Ekspert ostro o pozach posłów. "Jakieś dziwadło, takie niepolskie"
Podczas pierwszego posiedzenia Sejmu X kadencji nowi posłowie tradycyjnie złożyli ślubowanie. Ekspert od tego typu ceremoniałów wytknął jednak, że wielu posłów popełniło przy tym faux pas.
13 listopada 2023 r. oficjalnie swoją kadencję rozpoczął nowy Sejm. 460 posłów wybranych przez Polaków w wyborach parlamentarnych zasiadło dzisiaj w ławach, podejmując pierwsze istotne decyzje. Oczywiście konieczne było również dopięcie pewnych formalności, które wymagane są od każdego posła.
Jednym z nich jest oczywiście oficjalne ślubowanie, które jest równoznaczne z objęciem mandatu. "Uroczyście ślubuję rzetelnie i sumiennie wykonywać obowiązki wobec Narodu, strzec suwerenności i interesów Państwa, czynić wszystko dla pomyślności Ojczyzny i dobra obywateli, przestrzegać Konstytucji i innych praw Rzeczypospolitej Polskiej" - taką formułę usłyszeli dziś posłowie.
Dalsza część artykułu pod materiałem wideo
Radosław Sikorski bezwzględny dla Kukiza. Tak się tłumaczy
Mogą oni odpowiedzieć prostym "Ślubuję", mogą również dodać bardziej rozbudowaną formułę: "tak mi dopomóż Bóg" - w tym roku zdecydowało się na to dokładnie 330 posłów.
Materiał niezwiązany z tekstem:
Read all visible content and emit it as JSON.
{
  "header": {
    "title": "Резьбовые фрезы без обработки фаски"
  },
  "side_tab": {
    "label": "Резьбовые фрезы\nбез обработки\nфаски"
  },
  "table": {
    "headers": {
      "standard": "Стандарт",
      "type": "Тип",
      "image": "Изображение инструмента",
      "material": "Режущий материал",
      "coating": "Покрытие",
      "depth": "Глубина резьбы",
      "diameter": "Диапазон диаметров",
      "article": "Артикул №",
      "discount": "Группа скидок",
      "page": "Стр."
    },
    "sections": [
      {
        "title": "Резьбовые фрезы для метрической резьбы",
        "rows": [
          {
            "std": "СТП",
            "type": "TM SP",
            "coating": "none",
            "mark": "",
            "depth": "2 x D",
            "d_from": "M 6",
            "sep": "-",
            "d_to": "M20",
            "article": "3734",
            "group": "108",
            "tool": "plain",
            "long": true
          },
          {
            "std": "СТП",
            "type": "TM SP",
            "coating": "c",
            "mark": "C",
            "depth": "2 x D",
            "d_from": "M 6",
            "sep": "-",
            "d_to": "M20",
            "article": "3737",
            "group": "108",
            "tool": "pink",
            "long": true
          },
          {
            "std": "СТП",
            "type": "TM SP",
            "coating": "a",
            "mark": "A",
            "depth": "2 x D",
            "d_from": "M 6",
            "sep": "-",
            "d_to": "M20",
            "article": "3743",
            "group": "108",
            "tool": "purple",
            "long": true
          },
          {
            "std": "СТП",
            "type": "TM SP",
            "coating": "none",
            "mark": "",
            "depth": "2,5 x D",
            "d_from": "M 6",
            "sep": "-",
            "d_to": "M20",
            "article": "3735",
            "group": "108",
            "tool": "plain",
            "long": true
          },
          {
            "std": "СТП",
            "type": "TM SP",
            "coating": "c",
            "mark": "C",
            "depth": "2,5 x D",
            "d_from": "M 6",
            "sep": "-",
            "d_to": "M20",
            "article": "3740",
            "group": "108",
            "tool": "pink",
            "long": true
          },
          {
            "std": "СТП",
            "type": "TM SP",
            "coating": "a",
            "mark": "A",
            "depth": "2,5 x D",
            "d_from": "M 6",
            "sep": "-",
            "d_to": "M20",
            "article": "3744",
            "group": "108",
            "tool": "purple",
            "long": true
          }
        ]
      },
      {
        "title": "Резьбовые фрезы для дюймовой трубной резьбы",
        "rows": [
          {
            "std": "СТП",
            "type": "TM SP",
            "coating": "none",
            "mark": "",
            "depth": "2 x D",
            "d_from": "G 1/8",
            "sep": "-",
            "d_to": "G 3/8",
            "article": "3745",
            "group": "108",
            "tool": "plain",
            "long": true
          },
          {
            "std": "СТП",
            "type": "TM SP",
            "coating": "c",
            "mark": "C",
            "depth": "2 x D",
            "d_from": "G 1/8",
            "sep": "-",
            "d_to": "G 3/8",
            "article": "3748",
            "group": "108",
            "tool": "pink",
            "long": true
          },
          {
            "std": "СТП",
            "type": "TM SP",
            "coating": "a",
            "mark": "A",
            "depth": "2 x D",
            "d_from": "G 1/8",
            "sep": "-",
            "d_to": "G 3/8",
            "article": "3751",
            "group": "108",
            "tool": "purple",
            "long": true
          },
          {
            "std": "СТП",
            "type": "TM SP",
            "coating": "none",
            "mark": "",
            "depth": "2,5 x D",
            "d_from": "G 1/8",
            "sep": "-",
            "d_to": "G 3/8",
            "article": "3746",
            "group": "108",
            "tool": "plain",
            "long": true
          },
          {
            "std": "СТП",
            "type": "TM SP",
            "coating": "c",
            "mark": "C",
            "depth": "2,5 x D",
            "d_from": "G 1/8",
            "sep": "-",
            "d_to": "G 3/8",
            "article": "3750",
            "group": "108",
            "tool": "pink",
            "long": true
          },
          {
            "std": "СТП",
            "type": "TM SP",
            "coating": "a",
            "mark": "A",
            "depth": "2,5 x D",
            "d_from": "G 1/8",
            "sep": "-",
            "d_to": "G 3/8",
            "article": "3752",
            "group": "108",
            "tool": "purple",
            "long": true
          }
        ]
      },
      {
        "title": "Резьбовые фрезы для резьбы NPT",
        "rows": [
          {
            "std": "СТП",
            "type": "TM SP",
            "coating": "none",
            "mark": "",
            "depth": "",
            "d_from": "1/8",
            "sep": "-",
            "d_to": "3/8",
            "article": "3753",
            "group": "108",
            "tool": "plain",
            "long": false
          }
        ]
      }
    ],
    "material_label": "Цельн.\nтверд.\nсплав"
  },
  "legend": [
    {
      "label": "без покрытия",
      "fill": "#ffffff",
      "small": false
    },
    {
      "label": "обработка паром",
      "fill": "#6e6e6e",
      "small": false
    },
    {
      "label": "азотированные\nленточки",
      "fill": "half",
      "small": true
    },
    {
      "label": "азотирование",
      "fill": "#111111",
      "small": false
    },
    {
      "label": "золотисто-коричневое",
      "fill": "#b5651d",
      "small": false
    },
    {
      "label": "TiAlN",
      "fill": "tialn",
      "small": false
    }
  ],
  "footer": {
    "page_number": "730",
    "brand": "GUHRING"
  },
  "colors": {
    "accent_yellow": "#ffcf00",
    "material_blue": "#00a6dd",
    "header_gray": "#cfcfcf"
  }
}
Osoby, które mocno śledzą wydarzenia w Sejmie, zwróciły również uwagę na inną kwestię.
Sposób składania przysięgi mocno różnił się w zależności od osoby. Niektórzy stali na baczność, inni przykładali rękę do serca, jeszcze inni podnosili ją w górę. Nie umknęło to uwadze dr Janusza Sibory, badacza dziejów dyplomacji, protokołu dyplomatycznego i ceremoniału państwowego.
Samo stanie na baczność źle wygląda. To nie jest wojsko, to jest Sejm. Sposób z ręką na sercu też do mnie nie przemawia i ja nigdzie w Polsce nie spotkałem takiej przysięgi, a zdjęcia z przysięgami kolekcjonuję. W polskiej tradycji nie spotkałem takiego sposobu składania przysięgi. To zachowanie z ręką na sercu to jest dla mnie jakieś dziwadło, takie niepolskie - powiedział w rozmowie z "Faktem" dr Sibora.
Jak powinni ślubować polscy posłowie? Ekspert wyjaśnia
Jaki sposób ślubowania zdaniem eksperta jest tym najbardziej odpowiedni? Sibora odwołuje się do tradycji związanej z podniesieniem ręki w łokciu i pokazaniu dwóch złączonych palców. Nie ma on jednak pretensji do posłów, którzy zdecydowali się na inny gest, bowiem nie jest to w żaden sposób uregulowane przez regulamin Sejmu.
Najbardziej tradycyjny, polski zwyczaj to stanąć, niekoniecznie na baczność, podnieść rękę i dwa palce. Skopiowałbym to, co jest stosowane w ceremoniale wojskowym. [...] Szkoda, że jeśli już nie ma ceremoniału sejmowego, to Kancelaria Sejmu powinna wysłać posłom poradnik, jak się zachować - dodaje dr Sibora.